In der Manie fühlt sich der Betroffene bei gehobener Stimmung voll unbändiger Energie, die Stimmung kann aber auch gereizt sein. Der Schlaf verkürzt sich auf wenige Stunden, ohne zu einem Energieverlust zu führen. Die Betroffenen reden „wie ein Wasserfall“, sind gedanklich sprunghaft und unkonzentriert, überschätzen sich selbst bis hin zum Größenwahn. Alles ist übersteigert: Gesprächigkeit, Geselligkeit, Geldausgaben u.a. – Wesentlich ist in Summe der Kontrollverlust. Häufig ist auch ein allgemeiner Spannungszustand, der verschiedenste Bereich betreffen kann.

Auf die manische Phase kann die Depression entweder direkt als depressive „Nachschwankung“ oder auch später als einzelne Episode folgen. Im Vordergrund stehen dann Energie- und Antriebslosigkeit, Interessensverlust und Lethargie mit genereller Empfindungslosigkeit und Schlafstörungen.

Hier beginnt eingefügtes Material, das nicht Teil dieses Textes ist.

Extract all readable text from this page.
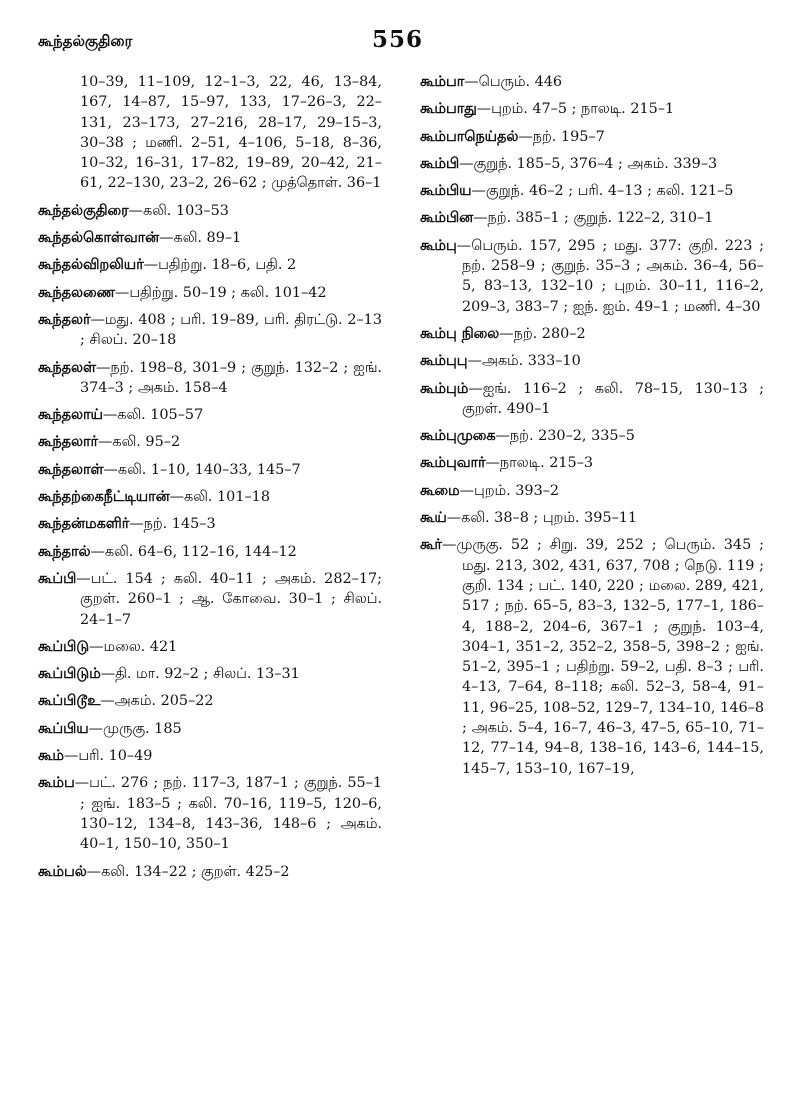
கூந்தல்குதிரை	556

10–39, 11–109, 12–1–3, 22, 46, 13–84, 167, 14–87, 15–97, 133, 17–26–3, 22–131, 23–173, 27–216, 28–17, 29–15–3, 30–38 ; மணி. 2–51, 4–106, 5–18, 8–36, 10–32, 16–31, 17–82, 19–89, 20–42, 21–61, 22–130, 23–2, 26–62 ; முத்தொள். 36–1

கூந்தல்குதிரை—கலி. 103–53

கூந்தல்கொள்வான்—கலி. 89–1

கூந்தல்விறலியர்—பதிற்று. 18–6, பதி. 2

கூந்தலணை—பதிற்று. 50–19 ; கலி. 101–42

கூந்தலர்—மது. 408 ; பரி. 19–89, பரி. திரட்டு. 2–13 ; சிலப். 20–18

கூந்தலள்—நற். 198–8, 301–9 ; குறுந். 132–2 ; ஐங். 374–3 ; அகம். 158–4

கூந்தலாய்—கலி. 105–57

கூந்தலார்—கலி. 95–2

கூந்தலாள்—கலி. 1–10, 140–33, 145–7

கூந்தற்கைநீட்டியான்—கலி. 101–18

கூந்தன்மகளிர்—நற். 145–3

கூந்தால்—கலி. 64–6, 112–16, 144–12

கூப்பி—பட். 154 ; கலி. 40–11 ; அகம். 282–17; குறள். 260–1 ; ஆ. கோவை. 30–1 ; சிலப். 24–1–7

கூப்பிடு—மலை. 421

கூப்பிடும்—தி. மா. 92–2 ; சிலப். 13–31

கூப்பிடூஉ—அகம். 205–22

கூப்பிய—முருகு. 185

கூம்—பரி. 10–49

கூம்ப—பட். 276 ; நற். 117–3, 187–1 ; குறுந். 55–1 ; ஐங். 183–5 ; கலி. 70–16, 119–5, 120–6, 130–12, 134–8, 143–36, 148–6 ; அகம். 40–1, 150–10, 350–1

கூம்பல்—கலி. 134–22 ; குறள். 425–2

கூம்பா—பெரும். 446

கூம்பாது—புறம். 47–5 ; நாலடி. 215–1

கூம்பாநெய்தல்—நற். 195–7

கூம்பி—குறுந். 185–5, 376–4 ; அகம். 339–3

கூம்பிய—குறுந். 46–2 ; பரி. 4–13 ; கலி. 121–5

கூம்பின—நற். 385–1 ; குறுந். 122–2, 310–1

கூம்பு—பெரும். 157, 295 ; மது. 377: குறி. 223 ; நற். 258–9 ; குறுந். 35–3 ; அகம். 36–4, 56–5, 83–13, 132–10 ; புறம். 30–11, 116–2, 209–3, 383–7 ; ஐந். ஐம். 49–1 ; மணி. 4–30

கூம்பு நிலை—நற். 280–2

கூம்புபு—அகம். 333–10

கூம்பும்—ஐங். 116–2 ; கலி. 78–15, 130–13 ; குறள். 490–1

கூம்புமுகை—நற். 230–2, 335–5

கூம்புவார்—நாலடி. 215–3

கூமை—புறம். 393–2

கூய்—கலி. 38–8 ; புறம். 395–11

கூர்—முருகு. 52 ; சிறு. 39, 252 ; பெரும். 345 ; மது. 213, 302, 431, 637, 708 ; நெடு. 119 ; குறி. 134 ; பட். 140, 220 ; மலை. 289, 421, 517 ; நற். 65–5, 83–3, 132–5, 177–1, 186–4, 188–2, 204–6, 367–1 ; குறுந். 103–4, 304–1, 351–2, 352–2, 358–5, 398–2 ; ஐங். 51–2, 395–1 ; பதிற்று. 59–2, பதி. 8–3 ; பரி. 4–13, 7–64, 8–118; கலி. 52–3, 58–4, 91–11, 96–25, 108–52, 129–7, 134–10, 146–8 ; அகம். 5–4, 16–7, 46–3, 47–5, 65–10, 71–12, 77–14, 94–8, 138–16, 143–6, 144–15, 145–7, 153–10, 167–19,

Die umgekehrte Variante mit einem depressiven Beginn ist die häufigere Variante.

 

Wie erfolgt die Diagnose der bipolaren Erkrankung?

Grundlage ist eine  Befragung der Betroffenen und der nächsten Angehörigen, vor allem, um zurückliegende Episoden beurteilen zu können. Es soll immer gefragt werden, ob es früher schon ähnliche Phasen oder Episoden gegeben hat, ob es Auslenkungen der Stimmungslage gegeben hat, ob es in der Familie jemanden gibt oder gegeben hat, der Stimmungsschwankungen, Probleme mit Alkohol oder Suizidhandlungen gehabt hat.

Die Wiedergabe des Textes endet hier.